- Supreme Court of the United States

Decided August 25, 1971
- Full case name: Guey Heung Lee, et al. v. David Johnson, et al.
- Citations: 404 U.S. 1215 (more) 92 S. Ct. 14; 30 L. Ed. 2d 19; 1971 U.S. LEXIS 1458

Case history
- Prior: On application for stay pending appeal

Holding
- The Court declined to issue a stay of a Federal District Court's order reassigning pupils of Chinese ancestry to elementary public schools in San Francisco.

Court membership
- Chief Justice Warren E. Burger Associate Justices Hugo Black · William O. Douglas John M. Harlan II · William J. Brennan Jr. Potter Stewart · Byron White Thurgood Marshall · Harry Blackmun

Case opinion
- Majority: Douglas, in chambers

= Guey Heung Lee v. Johnson =

Guey Heung Lee v. Johnson, 404 U.S. 1215 (1971), was a United States Supreme Court case regarding the desegregation of schools in San Francisco.

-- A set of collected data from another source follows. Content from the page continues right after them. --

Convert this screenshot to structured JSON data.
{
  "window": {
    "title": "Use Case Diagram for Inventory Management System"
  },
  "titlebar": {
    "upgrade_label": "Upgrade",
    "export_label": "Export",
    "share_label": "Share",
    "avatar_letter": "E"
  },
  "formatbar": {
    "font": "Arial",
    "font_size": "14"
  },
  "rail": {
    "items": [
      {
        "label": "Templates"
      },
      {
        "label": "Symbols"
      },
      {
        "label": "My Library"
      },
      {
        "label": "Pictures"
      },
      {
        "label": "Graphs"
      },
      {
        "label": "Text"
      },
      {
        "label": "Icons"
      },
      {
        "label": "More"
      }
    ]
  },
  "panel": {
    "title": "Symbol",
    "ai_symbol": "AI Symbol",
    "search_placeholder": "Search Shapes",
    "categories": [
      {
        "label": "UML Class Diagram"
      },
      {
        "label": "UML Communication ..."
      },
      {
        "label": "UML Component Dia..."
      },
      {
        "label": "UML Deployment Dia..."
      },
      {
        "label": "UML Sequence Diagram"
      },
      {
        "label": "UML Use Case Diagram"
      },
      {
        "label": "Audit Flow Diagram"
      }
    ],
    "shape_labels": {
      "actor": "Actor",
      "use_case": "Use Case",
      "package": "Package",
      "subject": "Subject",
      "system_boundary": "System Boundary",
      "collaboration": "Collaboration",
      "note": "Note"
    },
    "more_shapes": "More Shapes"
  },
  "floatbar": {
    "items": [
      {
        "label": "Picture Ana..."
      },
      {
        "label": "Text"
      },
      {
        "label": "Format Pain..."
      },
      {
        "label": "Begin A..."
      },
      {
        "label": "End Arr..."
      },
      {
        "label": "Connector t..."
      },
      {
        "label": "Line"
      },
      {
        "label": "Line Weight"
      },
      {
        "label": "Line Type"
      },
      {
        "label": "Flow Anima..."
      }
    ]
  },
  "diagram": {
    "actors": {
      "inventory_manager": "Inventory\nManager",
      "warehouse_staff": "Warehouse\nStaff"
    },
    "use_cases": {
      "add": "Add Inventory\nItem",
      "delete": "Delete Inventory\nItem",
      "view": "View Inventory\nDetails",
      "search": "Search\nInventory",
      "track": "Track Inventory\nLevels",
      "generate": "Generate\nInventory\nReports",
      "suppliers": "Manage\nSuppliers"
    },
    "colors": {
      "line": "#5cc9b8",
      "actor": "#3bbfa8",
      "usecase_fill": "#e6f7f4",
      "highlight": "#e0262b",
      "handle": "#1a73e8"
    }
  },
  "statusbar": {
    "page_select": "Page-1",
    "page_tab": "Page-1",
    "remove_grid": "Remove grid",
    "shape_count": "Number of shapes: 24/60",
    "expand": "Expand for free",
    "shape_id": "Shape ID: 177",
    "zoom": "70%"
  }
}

In 1971, the San Francisco Unified School District attempted to desegregate the school system by reassigning pupils attending segregated schools to other public schools. The School District submitted a comprehensive plan for desegregation, which the District Court approved.

Brown v. Board of Education was not written for blacks alone. It rests on the Equal Protection Clause of the Fourteenth Amendment, one of the first beneficiaries of which were the Chinese people of San Francisco. See Yick Wo v. Hopkins, 118 U. S. 356. The theme of our school desegregation cases extends to all racial minorities treated invidiously by a State or any of its agencies.
— Guey Heung Lee v. Johnson, 404 U.S. 1215 (1971), at 1216-1217

Some Chinese parents protested the move, because in the Asian schools the students could learn about their cultural heritage, and they would lose this if they went to public schools.

The Court of Appeals for the Ninth Circuit entered a temporary stay pending a hearing in the District Court. Four days later, however, the Court of Appeals vacated that stay sua sponte. The District Court then denied the stay. Thereupon, a different three-judge panel of the Court of Appeals heard oral argument on the motions for a stay, and denied those motions.

The Supreme Court too denied the stay, saying

So far as the overriding questions of law are concerned, the decision of the District Court seems well within bounds. It would take some intervening event or some novel question of law to induce me as Circuit Justice to overrule the considered action of my Brethren of the Ninth Circuit.